IQD-divertor is a crawler that crawls the Impala query information from Cloudera Manager. It will store the scrawled information to a prepared Impala table, then provide to relevant analyst for data analysis.

2. Installation

2.1. Dependencies

  • JDK 7
  • Maven( maven>=3.0.0 )
  • Cloudera Manager( cdh>=5.7.2 )
  • Cloudera Impala( >=impala-2.5.0+cdh5.7.2 )

Important: Testing OK on CDH 5.7.2 and 5.12.1, other versions are not guaranteed to be available.

2.2. Install

  • Clone source code and export environment variable.
git clone https://github.com/gridsum/IQD-divertor.git  
cd IQD-divertor  
echo "export IQD_DIVERTOR_HOME=\`pwd\`" >> ~/.bashrc  
  • Create the Impala table in your target database with the sql in the file.

2.3. Configure & Package

  • Edit the IQD-divertor configuration, recommended to modify the configuration items according to the annotations.

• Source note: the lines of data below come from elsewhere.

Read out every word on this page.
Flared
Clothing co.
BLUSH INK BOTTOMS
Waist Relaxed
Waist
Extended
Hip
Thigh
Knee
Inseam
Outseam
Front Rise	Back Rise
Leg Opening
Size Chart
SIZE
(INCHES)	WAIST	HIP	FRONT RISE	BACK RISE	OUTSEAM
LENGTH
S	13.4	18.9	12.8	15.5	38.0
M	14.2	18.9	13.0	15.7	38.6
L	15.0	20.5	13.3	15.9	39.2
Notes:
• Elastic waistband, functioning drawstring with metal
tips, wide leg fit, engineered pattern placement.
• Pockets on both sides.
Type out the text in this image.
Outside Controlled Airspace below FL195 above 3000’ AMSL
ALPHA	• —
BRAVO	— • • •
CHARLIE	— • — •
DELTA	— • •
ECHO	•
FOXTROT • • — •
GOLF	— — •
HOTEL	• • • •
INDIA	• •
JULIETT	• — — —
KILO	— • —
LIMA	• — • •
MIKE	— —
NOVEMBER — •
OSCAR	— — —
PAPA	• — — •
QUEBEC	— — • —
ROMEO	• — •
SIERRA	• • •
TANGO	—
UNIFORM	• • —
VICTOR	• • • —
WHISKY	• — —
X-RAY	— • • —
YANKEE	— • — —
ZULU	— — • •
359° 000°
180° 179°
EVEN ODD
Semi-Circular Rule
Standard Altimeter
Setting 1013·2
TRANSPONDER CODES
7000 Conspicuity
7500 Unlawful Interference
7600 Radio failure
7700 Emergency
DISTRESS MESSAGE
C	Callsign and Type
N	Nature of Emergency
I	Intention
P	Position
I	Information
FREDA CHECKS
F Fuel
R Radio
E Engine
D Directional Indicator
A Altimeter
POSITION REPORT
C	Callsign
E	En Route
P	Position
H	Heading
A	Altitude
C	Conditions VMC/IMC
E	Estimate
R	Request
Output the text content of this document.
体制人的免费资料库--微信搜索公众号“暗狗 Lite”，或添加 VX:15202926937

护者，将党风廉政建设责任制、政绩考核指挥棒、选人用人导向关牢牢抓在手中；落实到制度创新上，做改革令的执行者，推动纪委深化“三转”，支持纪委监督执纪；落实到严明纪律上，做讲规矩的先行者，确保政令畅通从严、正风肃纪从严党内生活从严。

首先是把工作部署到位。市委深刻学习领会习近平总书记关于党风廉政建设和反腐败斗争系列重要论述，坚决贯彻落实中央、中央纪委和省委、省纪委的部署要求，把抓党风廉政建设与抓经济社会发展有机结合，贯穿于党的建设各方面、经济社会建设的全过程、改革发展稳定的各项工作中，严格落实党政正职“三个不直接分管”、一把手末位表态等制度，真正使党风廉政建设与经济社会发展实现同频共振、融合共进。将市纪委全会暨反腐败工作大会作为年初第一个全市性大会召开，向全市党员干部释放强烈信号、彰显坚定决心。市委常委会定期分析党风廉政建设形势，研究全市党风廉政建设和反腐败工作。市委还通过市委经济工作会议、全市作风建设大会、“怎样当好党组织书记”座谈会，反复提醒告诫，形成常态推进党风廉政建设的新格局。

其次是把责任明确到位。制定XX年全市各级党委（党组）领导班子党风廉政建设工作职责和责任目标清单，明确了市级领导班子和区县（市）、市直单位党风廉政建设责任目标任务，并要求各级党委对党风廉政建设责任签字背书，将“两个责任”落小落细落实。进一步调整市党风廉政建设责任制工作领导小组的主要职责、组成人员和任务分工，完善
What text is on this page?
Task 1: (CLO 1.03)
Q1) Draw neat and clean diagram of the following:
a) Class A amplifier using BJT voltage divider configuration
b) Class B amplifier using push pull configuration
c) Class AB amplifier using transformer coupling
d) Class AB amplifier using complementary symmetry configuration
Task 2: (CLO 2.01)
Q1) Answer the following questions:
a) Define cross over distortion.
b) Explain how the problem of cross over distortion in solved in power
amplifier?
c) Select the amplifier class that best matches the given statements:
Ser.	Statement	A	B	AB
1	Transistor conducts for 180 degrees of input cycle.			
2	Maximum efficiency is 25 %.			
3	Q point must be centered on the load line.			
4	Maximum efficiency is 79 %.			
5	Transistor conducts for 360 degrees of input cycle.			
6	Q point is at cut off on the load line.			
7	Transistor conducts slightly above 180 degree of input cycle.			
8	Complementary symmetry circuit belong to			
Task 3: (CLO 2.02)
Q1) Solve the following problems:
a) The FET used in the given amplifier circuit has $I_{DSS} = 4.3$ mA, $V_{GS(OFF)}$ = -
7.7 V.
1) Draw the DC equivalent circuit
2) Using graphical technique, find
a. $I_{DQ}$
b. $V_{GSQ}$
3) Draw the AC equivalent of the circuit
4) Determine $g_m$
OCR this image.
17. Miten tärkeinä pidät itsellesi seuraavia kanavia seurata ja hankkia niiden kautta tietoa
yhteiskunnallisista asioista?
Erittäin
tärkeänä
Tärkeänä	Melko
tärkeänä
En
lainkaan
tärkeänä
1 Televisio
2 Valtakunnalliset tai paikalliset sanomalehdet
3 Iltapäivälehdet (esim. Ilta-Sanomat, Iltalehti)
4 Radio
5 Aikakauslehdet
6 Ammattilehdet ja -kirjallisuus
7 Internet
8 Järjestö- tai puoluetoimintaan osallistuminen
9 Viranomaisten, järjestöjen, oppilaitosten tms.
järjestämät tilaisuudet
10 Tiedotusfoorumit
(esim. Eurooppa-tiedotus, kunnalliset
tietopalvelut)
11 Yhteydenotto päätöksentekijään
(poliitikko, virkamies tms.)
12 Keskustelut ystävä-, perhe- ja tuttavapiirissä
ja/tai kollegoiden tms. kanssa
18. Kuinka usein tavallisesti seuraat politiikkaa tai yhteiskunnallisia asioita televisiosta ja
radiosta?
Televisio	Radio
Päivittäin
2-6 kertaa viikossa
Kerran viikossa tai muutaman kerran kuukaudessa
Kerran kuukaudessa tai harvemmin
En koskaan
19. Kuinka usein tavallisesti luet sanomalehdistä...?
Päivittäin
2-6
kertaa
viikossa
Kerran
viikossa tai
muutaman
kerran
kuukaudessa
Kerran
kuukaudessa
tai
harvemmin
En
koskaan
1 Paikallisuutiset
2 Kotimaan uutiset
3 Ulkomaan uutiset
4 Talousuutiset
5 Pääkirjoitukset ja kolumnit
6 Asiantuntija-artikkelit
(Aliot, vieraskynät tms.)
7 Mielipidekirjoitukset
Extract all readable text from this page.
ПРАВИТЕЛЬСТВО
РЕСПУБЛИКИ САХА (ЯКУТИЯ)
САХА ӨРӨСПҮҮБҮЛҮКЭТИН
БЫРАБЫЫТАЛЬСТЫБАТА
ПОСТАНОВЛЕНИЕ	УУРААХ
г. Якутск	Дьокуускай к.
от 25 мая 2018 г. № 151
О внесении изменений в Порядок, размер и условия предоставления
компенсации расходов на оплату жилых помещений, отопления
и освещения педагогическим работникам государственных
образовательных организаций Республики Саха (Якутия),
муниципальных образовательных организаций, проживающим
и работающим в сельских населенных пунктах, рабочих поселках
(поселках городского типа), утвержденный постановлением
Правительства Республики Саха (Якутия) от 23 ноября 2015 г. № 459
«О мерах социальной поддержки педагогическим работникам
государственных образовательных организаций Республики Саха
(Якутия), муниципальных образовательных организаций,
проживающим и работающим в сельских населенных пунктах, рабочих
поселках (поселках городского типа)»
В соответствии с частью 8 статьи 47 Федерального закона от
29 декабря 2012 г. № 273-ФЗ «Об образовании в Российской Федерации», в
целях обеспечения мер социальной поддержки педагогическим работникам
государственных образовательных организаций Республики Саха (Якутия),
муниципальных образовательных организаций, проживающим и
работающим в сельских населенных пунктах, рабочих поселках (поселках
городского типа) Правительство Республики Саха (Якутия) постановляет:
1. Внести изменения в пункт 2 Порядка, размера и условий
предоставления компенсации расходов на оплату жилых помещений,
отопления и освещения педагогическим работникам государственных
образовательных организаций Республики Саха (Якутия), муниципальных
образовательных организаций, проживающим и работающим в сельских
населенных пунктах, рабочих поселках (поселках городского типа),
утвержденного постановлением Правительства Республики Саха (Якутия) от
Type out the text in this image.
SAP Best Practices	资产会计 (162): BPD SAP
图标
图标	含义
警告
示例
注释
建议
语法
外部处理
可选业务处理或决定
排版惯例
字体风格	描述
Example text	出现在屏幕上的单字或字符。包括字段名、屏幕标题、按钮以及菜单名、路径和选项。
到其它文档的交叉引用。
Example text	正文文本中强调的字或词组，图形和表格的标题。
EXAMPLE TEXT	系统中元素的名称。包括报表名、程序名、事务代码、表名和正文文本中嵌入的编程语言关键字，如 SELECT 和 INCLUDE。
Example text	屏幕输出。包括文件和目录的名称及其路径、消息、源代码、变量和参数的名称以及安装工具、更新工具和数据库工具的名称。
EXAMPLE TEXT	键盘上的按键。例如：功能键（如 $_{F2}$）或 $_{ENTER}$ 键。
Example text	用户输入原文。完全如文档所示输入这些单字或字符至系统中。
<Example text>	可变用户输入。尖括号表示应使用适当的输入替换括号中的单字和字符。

  • Import the Hadoop configurations core-site.xml and hdfs-site.xml to project resources dir.

  • Package the project with Maven.

mvn clean package

2.4. Start/Stop daemon

  • Start daemon:
./bin/deamon.sh start
  • Stop daemon:
./bin/deamon.sh stop

3. Tutorials & Documentation

3.1. Principle

The principle is mainly as follows:

  • Firstly, crawl the Impala query information with Cloudera Manager API.
  • Secondly, extract the related fields and write to parquet file.
  • Thirdly, upload the Parquet file to HDFS.
  • Finally, load the Parquet formated data to target Impala table.

3.2. Fields in impala table

See fields.md for details about fields.

4. Communication

impala-toolbox-help@gridsum.com

5. License

IQD-divertor is licensed under the Apache License 2.0.